Trading Tips: Part Four

  1. Avoid following a trading strategy that has been verified by someone else instead of you.
  2. Make sure each new position is not as big as the last one when you are engaging in pyramiding. You should only make additions to a position that is making profits and avoid adding to a losing position.
  3. Avoid investing over 3 or 4 percent of your total capital on one trade.
  4. Your exit point should be set even before you make an entry.
  5. In case you make a substantial loss on your capital, quit the markets, make an honest assessment and only resume trading when your confidence is back.
  6. Never risk money that needs to settle a bill into a trade as this usually brings bad results. Only engage in forex trading if you have separate money for your daily expenses and bills.
  7. Figure out the core reason why you are trading currencies whether to make profits or just have fun.
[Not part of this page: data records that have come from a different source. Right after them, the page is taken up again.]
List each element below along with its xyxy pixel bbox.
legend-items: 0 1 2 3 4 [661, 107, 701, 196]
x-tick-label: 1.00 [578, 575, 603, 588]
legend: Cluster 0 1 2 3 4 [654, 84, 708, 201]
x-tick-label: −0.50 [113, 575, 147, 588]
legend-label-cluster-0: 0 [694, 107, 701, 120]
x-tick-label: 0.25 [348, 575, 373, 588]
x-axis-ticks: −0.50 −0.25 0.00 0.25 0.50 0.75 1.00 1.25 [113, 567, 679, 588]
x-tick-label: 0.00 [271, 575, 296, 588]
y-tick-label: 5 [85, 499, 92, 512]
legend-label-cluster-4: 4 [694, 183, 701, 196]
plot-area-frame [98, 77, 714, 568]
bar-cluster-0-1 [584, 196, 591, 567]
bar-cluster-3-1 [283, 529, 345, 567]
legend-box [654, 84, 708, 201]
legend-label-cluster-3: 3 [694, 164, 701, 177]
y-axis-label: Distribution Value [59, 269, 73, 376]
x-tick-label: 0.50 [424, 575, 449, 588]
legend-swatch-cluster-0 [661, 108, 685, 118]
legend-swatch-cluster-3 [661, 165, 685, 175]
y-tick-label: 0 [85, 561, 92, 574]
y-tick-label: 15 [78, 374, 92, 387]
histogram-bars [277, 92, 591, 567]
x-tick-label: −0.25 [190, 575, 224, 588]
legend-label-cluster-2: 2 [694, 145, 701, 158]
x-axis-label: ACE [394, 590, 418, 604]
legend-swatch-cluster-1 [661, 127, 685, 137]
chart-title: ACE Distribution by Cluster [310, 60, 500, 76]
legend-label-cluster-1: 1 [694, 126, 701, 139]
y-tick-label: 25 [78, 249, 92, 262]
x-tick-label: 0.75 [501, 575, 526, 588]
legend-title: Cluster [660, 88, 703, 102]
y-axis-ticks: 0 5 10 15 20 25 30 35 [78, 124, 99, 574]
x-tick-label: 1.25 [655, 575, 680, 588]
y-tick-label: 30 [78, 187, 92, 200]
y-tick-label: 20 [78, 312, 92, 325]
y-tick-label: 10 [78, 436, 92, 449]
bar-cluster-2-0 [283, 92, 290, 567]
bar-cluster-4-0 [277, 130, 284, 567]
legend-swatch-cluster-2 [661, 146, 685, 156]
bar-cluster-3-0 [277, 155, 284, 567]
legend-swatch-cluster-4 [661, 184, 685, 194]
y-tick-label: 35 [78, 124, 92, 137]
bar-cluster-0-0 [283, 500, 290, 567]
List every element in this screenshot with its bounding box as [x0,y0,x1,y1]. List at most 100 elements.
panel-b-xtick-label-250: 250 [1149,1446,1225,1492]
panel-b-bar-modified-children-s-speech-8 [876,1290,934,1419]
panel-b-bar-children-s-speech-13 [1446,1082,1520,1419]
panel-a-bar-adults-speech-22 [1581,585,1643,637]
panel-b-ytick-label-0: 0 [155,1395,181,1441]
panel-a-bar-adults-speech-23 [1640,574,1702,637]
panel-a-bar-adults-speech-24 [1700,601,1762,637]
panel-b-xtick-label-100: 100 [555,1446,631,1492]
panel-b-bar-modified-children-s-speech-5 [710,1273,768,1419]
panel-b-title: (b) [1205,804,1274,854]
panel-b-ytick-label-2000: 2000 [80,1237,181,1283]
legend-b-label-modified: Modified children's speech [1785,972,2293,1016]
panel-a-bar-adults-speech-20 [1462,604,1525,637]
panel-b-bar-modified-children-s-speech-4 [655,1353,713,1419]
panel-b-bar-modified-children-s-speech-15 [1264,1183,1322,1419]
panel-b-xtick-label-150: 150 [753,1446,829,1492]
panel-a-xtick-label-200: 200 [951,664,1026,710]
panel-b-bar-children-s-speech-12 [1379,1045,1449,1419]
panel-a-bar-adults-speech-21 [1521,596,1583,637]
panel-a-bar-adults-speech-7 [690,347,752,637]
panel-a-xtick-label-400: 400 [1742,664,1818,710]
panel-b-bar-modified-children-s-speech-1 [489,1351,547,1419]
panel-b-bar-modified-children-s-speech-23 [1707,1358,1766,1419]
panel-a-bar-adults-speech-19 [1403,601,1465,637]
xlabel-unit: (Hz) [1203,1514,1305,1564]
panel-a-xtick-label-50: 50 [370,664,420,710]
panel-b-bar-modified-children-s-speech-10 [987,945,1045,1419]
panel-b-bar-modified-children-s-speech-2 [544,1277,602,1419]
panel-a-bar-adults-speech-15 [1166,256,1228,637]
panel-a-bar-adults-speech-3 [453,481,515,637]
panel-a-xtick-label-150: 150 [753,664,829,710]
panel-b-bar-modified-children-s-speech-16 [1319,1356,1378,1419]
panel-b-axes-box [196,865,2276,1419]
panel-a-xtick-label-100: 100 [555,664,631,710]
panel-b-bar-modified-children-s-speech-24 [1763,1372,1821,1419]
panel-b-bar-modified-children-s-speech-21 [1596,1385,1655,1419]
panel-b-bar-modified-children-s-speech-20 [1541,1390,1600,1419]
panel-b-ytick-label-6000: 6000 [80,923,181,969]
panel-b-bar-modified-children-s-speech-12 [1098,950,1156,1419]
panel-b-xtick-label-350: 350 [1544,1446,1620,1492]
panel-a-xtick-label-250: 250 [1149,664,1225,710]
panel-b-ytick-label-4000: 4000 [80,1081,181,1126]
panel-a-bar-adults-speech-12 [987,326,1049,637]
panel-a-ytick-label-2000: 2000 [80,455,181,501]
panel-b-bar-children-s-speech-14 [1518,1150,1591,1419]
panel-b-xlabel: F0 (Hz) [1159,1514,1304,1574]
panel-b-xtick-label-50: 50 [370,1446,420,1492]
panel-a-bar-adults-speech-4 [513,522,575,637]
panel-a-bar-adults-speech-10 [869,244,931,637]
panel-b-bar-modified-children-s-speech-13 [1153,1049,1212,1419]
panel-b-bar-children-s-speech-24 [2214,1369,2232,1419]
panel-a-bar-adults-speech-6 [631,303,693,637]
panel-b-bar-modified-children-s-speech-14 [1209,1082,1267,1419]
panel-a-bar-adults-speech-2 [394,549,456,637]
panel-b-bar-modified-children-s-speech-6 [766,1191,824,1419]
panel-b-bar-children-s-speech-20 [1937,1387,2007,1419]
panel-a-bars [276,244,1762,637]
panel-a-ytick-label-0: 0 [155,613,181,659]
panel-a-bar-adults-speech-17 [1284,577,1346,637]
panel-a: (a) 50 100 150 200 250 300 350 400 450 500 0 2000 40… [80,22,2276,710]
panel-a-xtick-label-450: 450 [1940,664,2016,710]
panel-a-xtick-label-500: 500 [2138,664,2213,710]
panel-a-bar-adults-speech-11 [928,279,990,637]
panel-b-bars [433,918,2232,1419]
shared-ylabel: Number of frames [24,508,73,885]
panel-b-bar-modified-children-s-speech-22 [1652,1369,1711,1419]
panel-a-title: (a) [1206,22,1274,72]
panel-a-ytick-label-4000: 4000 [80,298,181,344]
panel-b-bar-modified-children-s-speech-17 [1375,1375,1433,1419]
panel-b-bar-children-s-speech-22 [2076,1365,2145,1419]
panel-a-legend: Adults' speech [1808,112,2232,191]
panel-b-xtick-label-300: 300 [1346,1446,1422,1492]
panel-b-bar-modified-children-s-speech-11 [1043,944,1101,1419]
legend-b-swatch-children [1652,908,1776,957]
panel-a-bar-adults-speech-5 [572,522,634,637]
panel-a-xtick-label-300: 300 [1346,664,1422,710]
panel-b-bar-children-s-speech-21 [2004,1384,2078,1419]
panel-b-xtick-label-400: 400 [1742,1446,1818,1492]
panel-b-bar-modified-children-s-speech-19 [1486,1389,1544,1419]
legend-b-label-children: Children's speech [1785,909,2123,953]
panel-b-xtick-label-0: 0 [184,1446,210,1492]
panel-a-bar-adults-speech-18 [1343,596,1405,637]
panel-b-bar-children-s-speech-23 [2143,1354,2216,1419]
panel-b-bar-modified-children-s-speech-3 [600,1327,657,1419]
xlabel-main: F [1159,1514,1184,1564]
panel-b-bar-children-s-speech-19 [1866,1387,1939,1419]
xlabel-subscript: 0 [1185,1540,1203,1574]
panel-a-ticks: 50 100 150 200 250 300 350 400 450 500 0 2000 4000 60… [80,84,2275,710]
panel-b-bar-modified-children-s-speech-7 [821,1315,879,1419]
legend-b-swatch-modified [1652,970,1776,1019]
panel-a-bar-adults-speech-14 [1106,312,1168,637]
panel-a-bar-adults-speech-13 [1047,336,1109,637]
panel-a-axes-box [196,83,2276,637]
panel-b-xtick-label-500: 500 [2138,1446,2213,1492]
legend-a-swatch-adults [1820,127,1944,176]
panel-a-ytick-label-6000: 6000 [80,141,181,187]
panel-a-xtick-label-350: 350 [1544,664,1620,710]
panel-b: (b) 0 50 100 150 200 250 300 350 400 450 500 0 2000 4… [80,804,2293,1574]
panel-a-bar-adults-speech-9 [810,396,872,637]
This will help you gain success in the markets.
  8. Avoid meeting a margin call as it will only lead to losses.
  9. Your losing positions should be exited first before your winning ones.
  10. Always create strategies when the markets are inactive unless for very short term trading.
  11. Begin trading from long positions and avoid the opposite.
  12. Enhance exit and entry points with the help of intraday charts.
  13. Get a good idea of day-to-day trading with demo accounts before beginning full trading.
  14. Only make moves based on the market patterns and not the period. Keep an eye on reversal patterns and breakout patterns as they are never rare.
  15. Don’t rely on adverts and statements in the financial media as different people try to exploit anyone they can get to their own benefit.

Please Note: Following the above steps will assure a good amount of success and less amount of failure in Forex Trading.